We will look into zk-Proofs obtained from mathematical proofs. More precise, the interest is on ZK implementations that can create a succinct proof [1] for the existence of a mathematical proof and allow fast verification. As a relatively novel concept of interest, the zero-knowledge Virtual Machine (zkVM) extends the idea of a zk-Proof to a virtual machine dedicated to execute smart contracts.
Specifically, we will:
- study and understand the state-of-the-art ZK concepts and zkVMs implementations (such as Jolt, Risc zero, zkWASM, etc.);
- identify specific properties of the current solutions that can be beneficial for the particular needs of the project;
- investigate state-of-the-art and novel encoding mechanisms with specific properties, such as homomorphisms, that allow on-the-fly computation, leading to better performing proofs or verifications (optional, if time permits).
References:
[1] B. Bailey, X. Chen, A. Fiedler, H. Malvai, A. Miller, P. Mishra, N. Rodrigues, G. Roșu, Matching Logic Proofs Meet Succinct Cryptographic Proofs. Preprint, 2023.
[2] X. Chen, D. Lucanu, G. Roșu, Matching logic explained. Journal of Logical and Algebraic Methods in Programming 120, 100638, 2021.

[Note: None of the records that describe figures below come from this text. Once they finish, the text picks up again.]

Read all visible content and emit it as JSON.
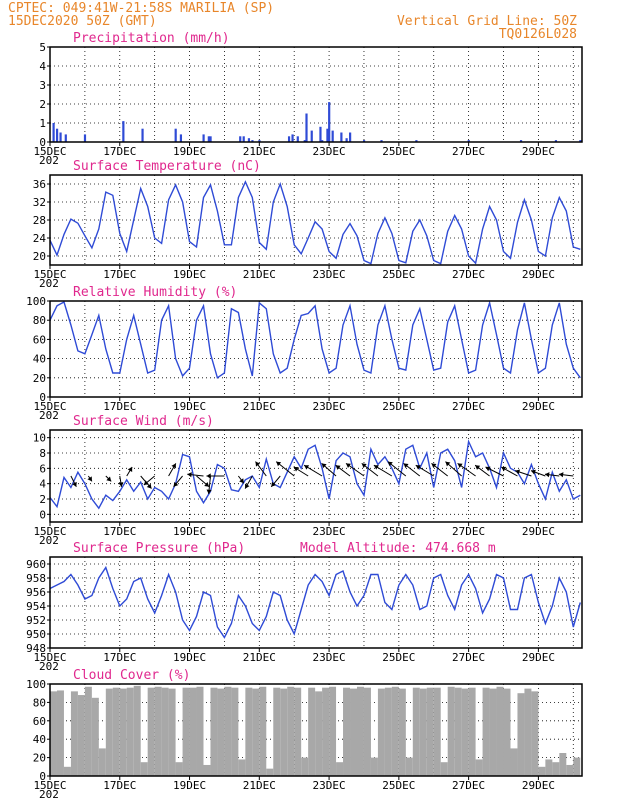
{
  "header": {
    "line1_left": "CPTEC:  049:41W-21:58S  MARILIA (SP)",
    "line2_left": "15DEC2020 50Z (GMT)",
    "line1_right": "Vertical Grid Line: 50Z",
    "line2_right": "TQ0126L028"
  },
  "colors": {
    "series": "#2f4bd6",
    "title": "#e0288e",
    "header": "#e8862a",
    "cloud": "#a8a8a8"
  },
  "chart_data": [
    {
      "type": "bar",
      "title": "Precipitation (mm/h)",
      "ylim": [
        0,
        5
      ],
      "yticks": [
        0,
        1,
        2,
        3,
        4,
        5
      ],
      "x_start_label": "15DEC",
      "x_cut_label": "202",
      "xticks": [
        "15DEC",
        "17DEC",
        "19DEC",
        "21DEC",
        "23DEC",
        "25DEC",
        "27DEC",
        "29DEC"
      ],
      "x": [
        0.1,
        0.2,
        0.3,
        0.45,
        1.0,
        2.1,
        2.65,
        3.6,
        3.75,
        4.4,
        4.55,
        4.6,
        5.45,
        5.55,
        5.7,
        5.8,
        6.0,
        6.85,
        6.95,
        7.1,
        7.3,
        7.35,
        7.5,
        7.75,
        7.8,
        7.95,
        8.0,
        8.1,
        8.35,
        8.5,
        8.6,
        9.0,
        9.5,
        10.5,
        12.0,
        13.5,
        14.5,
        15.2
      ],
      "values": [
        1.0,
        0.7,
        0.5,
        0.4,
        0.4,
        1.1,
        0.7,
        0.7,
        0.4,
        0.4,
        0.3,
        0.3,
        0.3,
        0.3,
        0.2,
        0.1,
        0.1,
        0.3,
        0.4,
        0.3,
        0.1,
        1.5,
        0.6,
        0.8,
        0.1,
        0.7,
        2.1,
        0.6,
        0.5,
        0.2,
        0.5,
        0.1,
        0.1,
        0.1,
        0.1,
        0.1,
        0.1,
        0.1
      ]
    },
    {
      "type": "line",
      "title": "Surface Temperature (nC)",
      "ylim": [
        18,
        38
      ],
      "yticks": [
        20,
        24,
        28,
        32,
        36
      ],
      "x_start_label": "15DEC",
      "x_cut_label": "202",
      "xticks": [
        "15DEC",
        "17DEC",
        "19DEC",
        "21DEC",
        "23DEC",
        "25DEC",
        "27DEC",
        "29DEC"
      ],
      "x": [
        0,
        0.2,
        0.4,
        0.6,
        0.8,
        1.0,
        1.2,
        1.4,
        1.6,
        1.8,
        2.0,
        2.2,
        2.4,
        2.6,
        2.8,
        3.0,
        3.2,
        3.4,
        3.6,
        3.8,
        4.0,
        4.2,
        4.4,
        4.6,
        4.8,
        5.0,
        5.2,
        5.4,
        5.6,
        5.8,
        6.0,
        6.2,
        6.4,
        6.6,
        6.8,
        7.0,
        7.2,
        7.4,
        7.6,
        7.8,
        8.0,
        8.2,
        8.4,
        8.6,
        8.8,
        9.0,
        9.2,
        9.4,
        9.6,
        9.8,
        10.0,
        10.2,
        10.4,
        10.6,
        10.8,
        11.0,
        11.2,
        11.4,
        11.6,
        11.8,
        12.0,
        12.2,
        12.4,
        12.6,
        12.8,
        13.0,
        13.2,
        13.4,
        13.6,
        13.8,
        14.0,
        14.2,
        14.4,
        14.6,
        14.8,
        15.0,
        15.2
      ],
      "values": [
        23.5,
        20.2,
        24.8,
        28.2,
        27.3,
        24.5,
        21.8,
        26.0,
        34.2,
        33.5,
        25.0,
        21.0,
        28.0,
        35.0,
        31.0,
        24.0,
        22.8,
        32.5,
        35.8,
        32.0,
        23.2,
        22.0,
        33.0,
        35.8,
        30.0,
        22.5,
        22.5,
        33.0,
        36.5,
        33.0,
        23.0,
        21.5,
        32.0,
        36.0,
        31.0,
        22.5,
        20.5,
        24.0,
        27.6,
        26.0,
        21.0,
        19.5,
        24.8,
        27.2,
        24.5,
        19.0,
        18.3,
        25.0,
        28.5,
        25.0,
        19.0,
        18.5,
        25.5,
        28.0,
        24.5,
        19.0,
        18.3,
        25.5,
        29.0,
        26.0,
        20.0,
        18.4,
        26.0,
        31.0,
        28.0,
        21.0,
        19.5,
        27.5,
        32.5,
        28.0,
        21.0,
        20.0,
        28.5,
        33.0,
        30.0,
        22.0,
        21.5
      ]
    },
    {
      "type": "line",
      "title": "Relative Humidity (%)",
      "ylim": [
        0,
        100
      ],
      "yticks": [
        0,
        20,
        40,
        60,
        80,
        100
      ],
      "x_start_label": "15DEC",
      "x_cut_label": "202",
      "xticks": [
        "15DEC",
        "17DEC",
        "19DEC",
        "21DEC",
        "23DEC",
        "25DEC",
        "27DEC",
        "29DEC"
      ],
      "x": [
        0,
        0.2,
        0.4,
        0.6,
        0.8,
        1.0,
        1.2,
        1.4,
        1.6,
        1.8,
        2.0,
        2.2,
        2.4,
        2.6,
        2.8,
        3.0,
        3.2,
        3.4,
        3.6,
        3.8,
        4.0,
        4.2,
        4.4,
        4.6,
        4.8,
        5.0,
        5.2,
        5.4,
        5.6,
        5.8,
        6.0,
        6.2,
        6.4,
        6.6,
        6.8,
        7.0,
        7.2,
        7.4,
        7.6,
        7.8,
        8.0,
        8.2,
        8.4,
        8.6,
        8.8,
        9.0,
        9.2,
        9.4,
        9.6,
        9.8,
        10.0,
        10.2,
        10.4,
        10.6,
        10.8,
        11.0,
        11.2,
        11.4,
        11.6,
        11.8,
        12.0,
        12.2,
        12.4,
        12.6,
        12.8,
        13.0,
        13.2,
        13.4,
        13.6,
        13.8,
        14.0,
        14.2,
        14.4,
        14.6,
        14.8,
        15.0,
        15.2
      ],
      "values": [
        80,
        95,
        99,
        75,
        48,
        45,
        65,
        85,
        50,
        25,
        25,
        60,
        85,
        55,
        25,
        28,
        80,
        95,
        40,
        22,
        30,
        80,
        95,
        45,
        20,
        25,
        92,
        88,
        50,
        22,
        98,
        92,
        45,
        25,
        30,
        60,
        85,
        87,
        95,
        50,
        25,
        30,
        75,
        95,
        55,
        28,
        25,
        75,
        95,
        60,
        30,
        28,
        75,
        92,
        60,
        28,
        30,
        78,
        95,
        60,
        25,
        28,
        75,
        98,
        65,
        30,
        25,
        70,
        98,
        60,
        25,
        30,
        75,
        98,
        55,
        30,
        20
      ]
    },
    {
      "type": "line",
      "title": "Surface Wind (m/s)",
      "ylim": [
        -1,
        11
      ],
      "yticks": [
        0,
        2,
        4,
        6,
        8,
        10
      ],
      "x_start_label": "15DEC",
      "x_cut_label": "202",
      "xticks": [
        "15DEC",
        "17DEC",
        "19DEC",
        "21DEC",
        "23DEC",
        "25DEC",
        "27DEC",
        "29DEC"
      ],
      "x": [
        0,
        0.2,
        0.4,
        0.6,
        0.8,
        1.0,
        1.2,
        1.4,
        1.6,
        1.8,
        2.0,
        2.2,
        2.4,
        2.6,
        2.8,
        3.0,
        3.2,
        3.4,
        3.6,
        3.8,
        4.0,
        4.2,
        4.4,
        4.6,
        4.8,
        5.0,
        5.2,
        5.4,
        5.6,
        5.8,
        6.0,
        6.2,
        6.4,
        6.6,
        6.8,
        7.0,
        7.2,
        7.4,
        7.6,
        7.8,
        8.0,
        8.2,
        8.4,
        8.6,
        8.8,
        9.0,
        9.2,
        9.4,
        9.6,
        9.8,
        10.0,
        10.2,
        10.4,
        10.6,
        10.8,
        11.0,
        11.2,
        11.4,
        11.6,
        11.8,
        12.0,
        12.2,
        12.4,
        12.6,
        12.8,
        13.0,
        13.2,
        13.4,
        13.6,
        13.8,
        14.0,
        14.2,
        14.4,
        14.6,
        14.8,
        15.0,
        15.2
      ],
      "values": [
        2.2,
        1.0,
        4.8,
        3.5,
        5.5,
        4.0,
        2.0,
        0.8,
        2.5,
        1.8,
        3.0,
        4.5,
        3.0,
        4.2,
        2.0,
        3.5,
        3.0,
        2.0,
        4.0,
        7.8,
        7.5,
        3.0,
        1.5,
        3.0,
        6.5,
        6.0,
        3.2,
        3.0,
        4.5,
        5.0,
        3.5,
        7.2,
        4.0,
        3.5,
        5.5,
        7.5,
        6.0,
        8.5,
        9.0,
        6.0,
        2.0,
        7.0,
        8.0,
        7.5,
        4.0,
        2.5,
        8.5,
        6.5,
        7.5,
        6.0,
        4.0,
        8.5,
        9.0,
        6.0,
        8.0,
        3.5,
        8.0,
        8.5,
        7.0,
        3.5,
        9.5,
        7.5,
        8.0,
        6.0,
        3.5,
        8.0,
        6.0,
        5.5,
        4.0,
        6.5,
        4.0,
        2.0,
        5.5,
        3.0,
        4.5,
        2.0,
        2.5
      ],
      "vectors": [
        {
          "x": 0.6,
          "u": 0.3,
          "v": -0.6
        },
        {
          "x": 1.1,
          "u": 0.2,
          "v": -0.3
        },
        {
          "x": 1.6,
          "u": 0.3,
          "v": -0.3
        },
        {
          "x": 2.0,
          "u": 0.1,
          "v": -0.6
        },
        {
          "x": 2.2,
          "u": 0.3,
          "v": 0.5
        },
        {
          "x": 2.6,
          "u": 0.6,
          "v": -0.7
        },
        {
          "x": 3.0,
          "u": -0.6,
          "v": -0.5
        },
        {
          "x": 3.4,
          "u": 0.4,
          "v": 0.7
        },
        {
          "x": 3.8,
          "u": -0.5,
          "v": -0.6
        },
        {
          "x": 4.2,
          "u": 0.7,
          "v": -0.6
        },
        {
          "x": 4.4,
          "u": -0.9,
          "v": 0.1
        },
        {
          "x": 4.6,
          "u": -0.1,
          "v": -1.0
        },
        {
          "x": 5.0,
          "u": -1.0,
          "v": 0.0
        },
        {
          "x": 5.4,
          "u": 0.3,
          "v": -0.4
        },
        {
          "x": 5.8,
          "u": -0.4,
          "v": -0.7
        },
        {
          "x": 6.2,
          "u": -0.6,
          "v": 0.8
        },
        {
          "x": 6.6,
          "u": -0.5,
          "v": -0.6
        },
        {
          "x": 7.0,
          "u": -1.0,
          "v": 0.8
        },
        {
          "x": 7.4,
          "u": -0.8,
          "v": 0.5
        },
        {
          "x": 7.8,
          "u": -1.0,
          "v": 0.6
        },
        {
          "x": 8.2,
          "u": -0.8,
          "v": 0.7
        },
        {
          "x": 8.6,
          "u": -0.8,
          "v": 0.6
        },
        {
          "x": 9.0,
          "u": -1.0,
          "v": 0.7
        },
        {
          "x": 9.4,
          "u": -0.9,
          "v": 0.7
        },
        {
          "x": 9.8,
          "u": -1.0,
          "v": 0.6
        },
        {
          "x": 10.2,
          "u": -1.0,
          "v": 0.8
        },
        {
          "x": 10.6,
          "u": -0.9,
          "v": 0.7
        },
        {
          "x": 11.0,
          "u": -1.0,
          "v": 0.6
        },
        {
          "x": 11.4,
          "u": -0.9,
          "v": 0.7
        },
        {
          "x": 11.8,
          "u": -0.9,
          "v": 0.8
        },
        {
          "x": 12.2,
          "u": -1.0,
          "v": 0.7
        },
        {
          "x": 12.6,
          "u": -0.8,
          "v": 0.6
        },
        {
          "x": 13.0,
          "u": -1.0,
          "v": 0.5
        },
        {
          "x": 13.4,
          "u": -0.9,
          "v": 0.5
        },
        {
          "x": 13.8,
          "u": -0.9,
          "v": 0.3
        },
        {
          "x": 14.2,
          "u": -0.8,
          "v": 0.3
        },
        {
          "x": 14.6,
          "u": -0.8,
          "v": 0.1
        },
        {
          "x": 15.0,
          "u": -0.8,
          "v": 0.1
        }
      ]
    },
    {
      "type": "line",
      "title": "Surface Pressure (hPa)",
      "extra_label": "Model Altitude: 474.668  m",
      "ylim": [
        948,
        961
      ],
      "yticks": [
        948,
        950,
        952,
        954,
        956,
        958,
        960
      ],
      "x_start_label": "15DEC",
      "x_cut_label": "202",
      "xticks": [
        "15DEC",
        "17DEC",
        "19DEC",
        "21DEC",
        "23DEC",
        "25DEC",
        "27DEC",
        "29DEC"
      ],
      "x": [
        0,
        0.2,
        0.4,
        0.6,
        0.8,
        1.0,
        1.2,
        1.4,
        1.6,
        1.8,
        2.0,
        2.2,
        2.4,
        2.6,
        2.8,
        3.0,
        3.2,
        3.4,
        3.6,
        3.8,
        4.0,
        4.2,
        4.4,
        4.6,
        4.8,
        5.0,
        5.2,
        5.4,
        5.6,
        5.8,
        6.0,
        6.2,
        6.4,
        6.6,
        6.8,
        7.0,
        7.2,
        7.4,
        7.6,
        7.8,
        8.0,
        8.2,
        8.4,
        8.6,
        8.8,
        9.0,
        9.2,
        9.4,
        9.6,
        9.8,
        10.0,
        10.2,
        10.4,
        10.6,
        10.8,
        11.0,
        11.2,
        11.4,
        11.6,
        11.8,
        12.0,
        12.2,
        12.4,
        12.6,
        12.8,
        13.0,
        13.2,
        13.4,
        13.6,
        13.8,
        14.0,
        14.2,
        14.4,
        14.6,
        14.8,
        15.0,
        15.2
      ],
      "values": [
        956.5,
        957.0,
        957.5,
        958.5,
        957.0,
        955.0,
        955.5,
        958.0,
        959.5,
        956.5,
        954.0,
        955.0,
        957.5,
        958.0,
        955.0,
        953.0,
        955.5,
        958.5,
        956.0,
        952.0,
        950.5,
        952.5,
        956.0,
        955.5,
        951.0,
        949.5,
        951.5,
        955.5,
        954.0,
        951.5,
        950.5,
        952.5,
        956.0,
        955.5,
        952.0,
        950.0,
        953.5,
        957.0,
        958.5,
        957.5,
        955.5,
        958.5,
        959.0,
        956.0,
        954.0,
        955.5,
        958.5,
        958.5,
        954.5,
        953.5,
        957.0,
        958.5,
        957.0,
        953.5,
        954.0,
        958.0,
        958.5,
        955.5,
        953.5,
        957.0,
        958.5,
        956.5,
        953.0,
        955.0,
        958.5,
        958.0,
        953.5,
        953.5,
        958.0,
        958.5,
        954.5,
        951.5,
        954.0,
        958.0,
        956.0,
        951.0,
        954.5
      ]
    },
    {
      "type": "bar",
      "title": "Cloud Cover (%)",
      "ylim": [
        0,
        100
      ],
      "yticks": [
        0,
        20,
        40,
        60,
        80,
        100
      ],
      "x_start_label": "15DEC",
      "x_cut_label": "202",
      "xticks": [
        "15DEC",
        "17DEC",
        "19DEC",
        "21DEC",
        "23DEC",
        "25DEC",
        "27DEC",
        "29DEC"
      ],
      "x": [
        0.1,
        0.3,
        0.5,
        0.7,
        0.9,
        1.1,
        1.3,
        1.5,
        1.7,
        1.9,
        2.1,
        2.3,
        2.5,
        2.7,
        2.9,
        3.1,
        3.3,
        3.5,
        3.7,
        3.9,
        4.1,
        4.3,
        4.5,
        4.7,
        4.9,
        5.1,
        5.3,
        5.5,
        5.7,
        5.9,
        6.1,
        6.3,
        6.5,
        6.7,
        6.9,
        7.1,
        7.3,
        7.5,
        7.7,
        7.9,
        8.1,
        8.3,
        8.5,
        8.7,
        8.9,
        9.1,
        9.3,
        9.5,
        9.7,
        9.9,
        10.1,
        10.3,
        10.5,
        10.7,
        10.9,
        11.1,
        11.3,
        11.5,
        11.7,
        11.9,
        12.1,
        12.3,
        12.5,
        12.7,
        12.9,
        13.1,
        13.3,
        13.5,
        13.7,
        13.9,
        14.1,
        14.3,
        14.5,
        14.7,
        14.9,
        15.1
      ],
      "values": [
        92,
        93,
        10,
        92,
        88,
        97,
        85,
        30,
        95,
        96,
        95,
        96,
        98,
        15,
        96,
        97,
        96,
        95,
        15,
        96,
        96,
        97,
        12,
        96,
        95,
        97,
        96,
        18,
        96,
        95,
        97,
        8,
        96,
        95,
        97,
        96,
        20,
        96,
        92,
        96,
        97,
        15,
        96,
        95,
        97,
        96,
        20,
        95,
        96,
        97,
        95,
        20,
        96,
        95,
        96,
        96,
        15,
        97,
        96,
        95,
        96,
        18,
        96,
        95,
        97,
        95,
        30,
        90,
        95,
        92,
        10,
        18,
        15,
        25,
        12,
        20
      ]
    }
  ]
}
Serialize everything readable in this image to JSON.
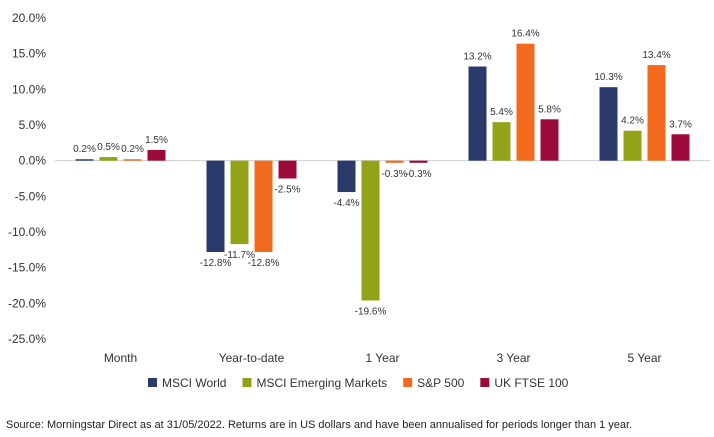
{
  "chart_data": {
    "type": "bar",
    "categories": [
      "Month",
      "Year-to-date",
      "1 Year",
      "3 Year",
      "5 Year"
    ],
    "series": [
      {
        "name": "MSCI World",
        "color": "#2a3b6b",
        "values": [
          0.2,
          -12.8,
          -4.4,
          13.2,
          10.3
        ],
        "labels": [
          "0.2%",
          "-12.8%",
          "-4.4%",
          "13.2%",
          "10.3%"
        ]
      },
      {
        "name": "MSCI Emerging Markets",
        "color": "#93a318",
        "values": [
          0.5,
          -11.7,
          -19.6,
          5.4,
          4.2
        ],
        "labels": [
          "0.5%",
          "-11.7%",
          "-19.6%",
          "5.4%",
          "4.2%"
        ]
      },
      {
        "name": "S&P 500",
        "color": "#f26b1d",
        "values": [
          0.2,
          -12.8,
          -0.3,
          16.4,
          13.4
        ],
        "labels": [
          "0.2%",
          "-12.8%",
          "-0.3%",
          "16.4%",
          "13.4%"
        ]
      },
      {
        "name": "UK FTSE 100",
        "color": "#9c0a3a",
        "values": [
          1.5,
          -2.5,
          -0.3,
          5.8,
          3.7
        ],
        "labels": [
          "1.5%",
          "-2.5%",
          "-0.3%",
          "5.8%",
          "3.7%"
        ]
      }
    ],
    "yticks": [
      20,
      15,
      10,
      5,
      0,
      -5,
      -10,
      -15,
      -20,
      -25
    ],
    "ytick_labels": [
      "20.0%",
      "15.0%",
      "10.0%",
      "5.0%",
      "0.0%",
      "-5.0%",
      "-10.0%",
      "-15.0%",
      "-20.0%",
      "-25.0%"
    ],
    "ylim": [
      -25,
      20
    ],
    "grid": false,
    "legend_position": "bottom"
  },
  "footer": {
    "source": "Source: Morningstar Direct as at 31/05/2022. Returns are in US dollars and have been annualised for periods longer than 1 year."
  }
}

[3] ENISA, Glossary – Blockchain.
[4] M. A. Ferrag, The performance evaluation of blockchain-based security and privacy systems for the Internet of Things: A tutorial. IEEE Internet of Things Journal 8, no. 24, 17236–17260, 2021.
[5] 𝕂 Team, Matching logic proof checker (github).
[6] NIST, NISTIR 8202 Blockchain Technology Overview.
[7] E. Raso, L. Bracciale, P. Gallo, G. Bernardinetti, G. Bianchi, E. R. Sanseverino, P. Loreti, Performance Evaluation of Cryptographic Schemes for Blockchain Security of Smart Grids. In: 2022 Workshop on Blockchain for Renewables Integration (BLORIN) (pp. 113–117), IEEE, 2022.
[8] X. Sun, F. R. Yu, P. Zhang, Z. Sun, W. Xie, X. Peng, A survey on Zero-Knowledge Proof in Blockchain. IEEE Network 35, no. 4, 198–205, 2021.